We continue to believe that shifting the liability to industry members is fundamentally unfair because the SROs have the exclusive responsibility for maintaining the CAT and for implementing measures to protect the CAT against a data breach.  We strongly believe those responsible for the data should bear the liability for any breaches, and we encourage the highest levels of security measures be put in place to protect investors.

CAT Funding Model

The SROs proposed a CAT funding model in April 2021 that would require Industry Members to pay 75% of the total historical and going-forward costs, and the SRO Participants to pay 25% of the total historical and going-forward costs to implement and operate the CAT.  SIFMA is strongly opposed to the funding model as it is inconsistent with the relevant Exchange Act standards.  Notably, NYSE, FINRA and the Long-Term Stock Exchange also are opposed to the proposed funding model.  SIFMA is discussing this issue with NYSE, FINRA and Nasdaq and our goal is to work with the SROs in an attempt to reach a negotiated, long-term funding model.

Authorized Trader

SIFMA members’ concerns about the information they are required to report to the CAT on Authorized Traders continue to remain unresolved.  Authorized Traders are defined pursuant to the CAT requirements as persons other than account holders who have trading authority over accounts.  Authorized Traders are treated as “customers” under Rule 613, and as such, the CAT NMS Plan contemplates that Industry Members would have certain information about them to allow their trading activity to be tracked across firms in the CAT.  In particular, the Plan appears to contemplate that for natural persons serving as Authorized Traders, broker-dealers would have the social security numbers of such individuals.

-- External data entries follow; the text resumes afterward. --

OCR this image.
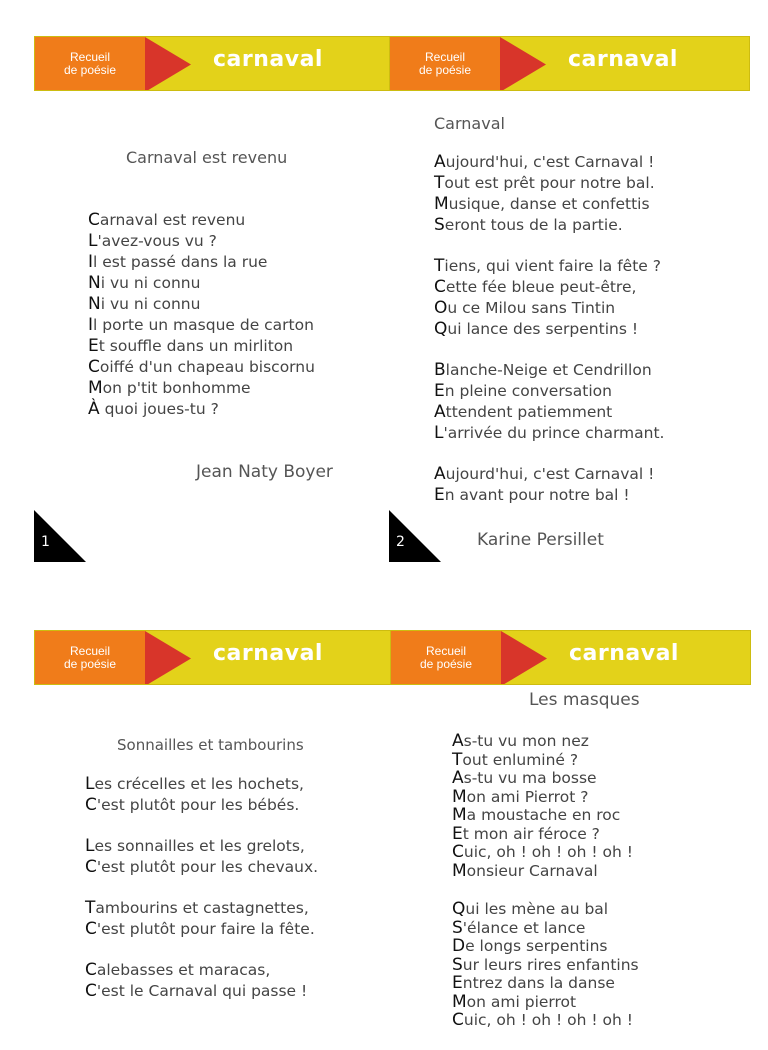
Recueil
de poésie	carnaval
Carnaval est revenu
Carnaval est revenu
L'avez-vous vu ?
Il est passé dans la rue
Ni vu ni connu
Ni vu ni connu
Il porte un masque de carton
Et souffle dans un mirliton
Coiffé d'un chapeau biscornu
Mon p'tit bonhomme
À quoi joues-tu ?
Jean Naty Boyer
1
Recueil
de poésie	carnaval
Carnaval
Aujourd'hui, c'est Carnaval !
Tout est prêt pour notre bal.
Musique, danse et confettis
Seront tous de la partie.
Tiens, qui vient faire la fête ?
Cette fée bleue peut-être,
Ou ce Milou sans Tintin
Qui lance des serpentins !
Blanche-Neige et Cendrillon
En pleine conversation
Attendent patiemment
L'arrivée du prince charmant.
Aujourd'hui, c'est Carnaval !
En avant pour notre bal !
Karine Persillet
2
Recueil
de poésie	carnaval
Sonnailles et tambourins
Les crécelles et les hochets,
C'est plutôt pour les bébés.
Les sonnailles et les grelots,
C'est plutôt pour les chevaux.
Tambourins et castagnettes,
C'est plutôt pour faire la fête.
Calebasses et maracas,
C'est le Carnaval qui passe !
Recueil
de poésie	carnaval
Les masques
As-tu vu mon nez
Tout enluminé ?
As-tu vu ma bosse
Mon ami Pierrot ?
Ma moustache en roc
Et mon air féroce ?
Cuic, oh ! oh ! oh ! oh !
Monsieur Carnaval
Qui les mène au bal
S'élance et lance
De longs serpentins
Sur leurs rires enfantins
Entrez dans la danse
Mon ami pierrot
Cuic, oh ! oh ! oh ! oh !
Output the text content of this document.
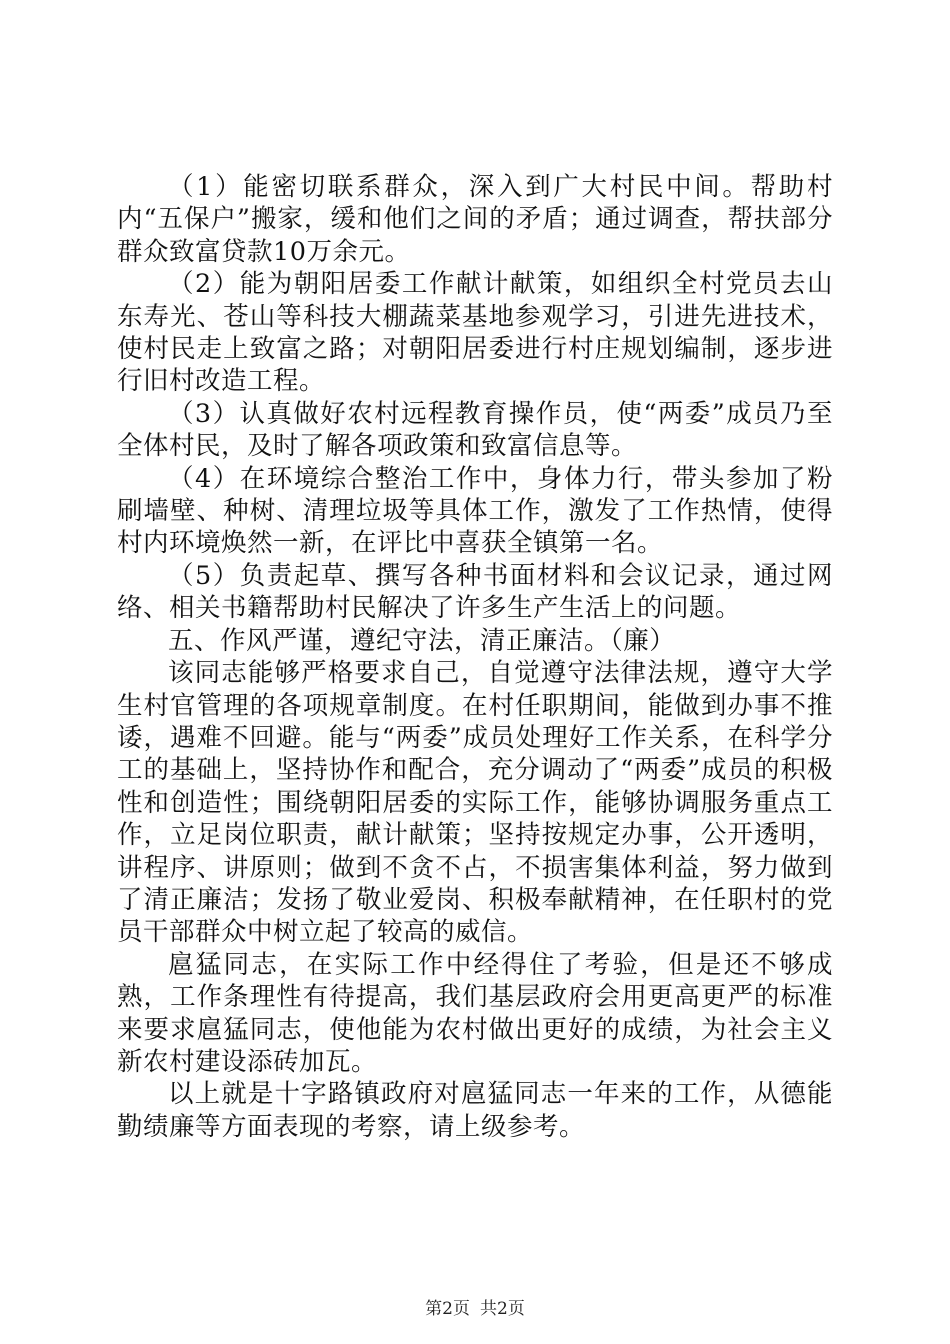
（1）能密切联系群众，深入到广大村民中间。帮助村内“五保户”搬家，缓和他们之间的矛盾；通过调查，帮扶部分群众致富贷款10万余元。

（2）能为朝阳居委工作献计献策，如组织全村党员去山东寿光、苍山等科技大棚蔬菜基地参观学习，引进先进技术，使村民走上致富之路；对朝阳居委进行村庄规划编制，逐步进行旧村改造工程。

（3）认真做好农村远程教育操作员，使“两委”成员乃至全体村民，及时了解各项政策和致富信息等。

（4）在环境综合整治工作中，身体力行，带头参加了粉刷墙壁、种树、清理垃圾等具体工作，激发了工作热情，使得村内环境焕然一新，在评比中喜获全镇第一名。

（5）负责起草、撰写各种书面材料和会议记录，通过网络、相关书籍帮助村民解决了许多生产生活上的问题。

五、作风严谨，遵纪守法，清正廉洁。（廉）

该同志能够严格要求自己，自觉遵守法律法规，遵守大学生村官管理的各项规章制度。在村任职期间，能做到办事不推诿，遇难不回避。能与“两委”成员处理好工作关系，在科学分工的基础上，坚持协作和配合，充分调动了“两委”成员的积极性和创造性；围绕朝阳居委的实际工作，能够协调服务重点工作，立足岗位职责，献计献策；坚持按规定办事，公开透明，讲程序、讲原则；做到不贪不占，不损害集体利益，努力做到了清正廉洁；发扬了敬业爱岗、积极奉献精神，在任职村的党员干部群众中树立起了较高的威信。

扈猛同志，在实际工作中经得住了考验，但是还不够成熟，工作条理性有待提高，我们基层政府会用更高更严的标准来要求扈猛同志，使他能为农村做出更好的成绩，为社会主义新农村建设添砖加瓦。

以上就是十字路镇政府对扈猛同志一年来的工作，从德能勤绩廉等方面表现的考察，请上级参考。

第2页 共2页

The issue with this approach is that it runs afoul of broker-dealers’ existing recordkeeping requirements, which CAT was not supposed to change.   Moreover, by requiring the collection, systemization, and reporting for Authorized Traders’ PII information by all firms reporting to CAT, CAT would fundamentally increase the potential harm that a data security breach at either an individual firm reporting to CAT or the CAT System would cause.

Request for Exemptive Relief for Resubmission of Corrected Data

On March 17, 2021, the SROs filed an Exemptive Relief request with the SEC to extend the deadline to resubmit corrected data to CAT from T+3 at 8 am ET to T+4 at 8 am ET.  This request replaced an earlier SRO request dated December 4, 2020 regarding the same issue.  The SROs recognized in their request that various operational issues faced by broker-dealers reporting to CAT make it difficult or impracticable for them to consistently meet the current T+3 deadline for the resubmission of corrected data to CAT.  The SROs also recognized in their request that these issues will persist indefinitely and cannot be cured by implementing technical or similar changes, or by providing temporary exemptive relief from the current deadline.  The SROs also acknowledged in their request that receipt of the data by T+4 at 8 am ET will not interfere with the SROs’ ability to provide the regulators with final corrected data by the T+5 at 8 am ET deadline in the CAT NMS Plan.

To conclude, the successful resolution of the outstanding issues noted above is critically important for the successful implementation of the CAT and industry compliance with it.  We continue to support of the goals of CAT and encourage the SEC to act to resolve these issues in a way that optimizes the efficiency of the CAT while ensuring that it adopts maximum safeguards to protect investors’ data within it.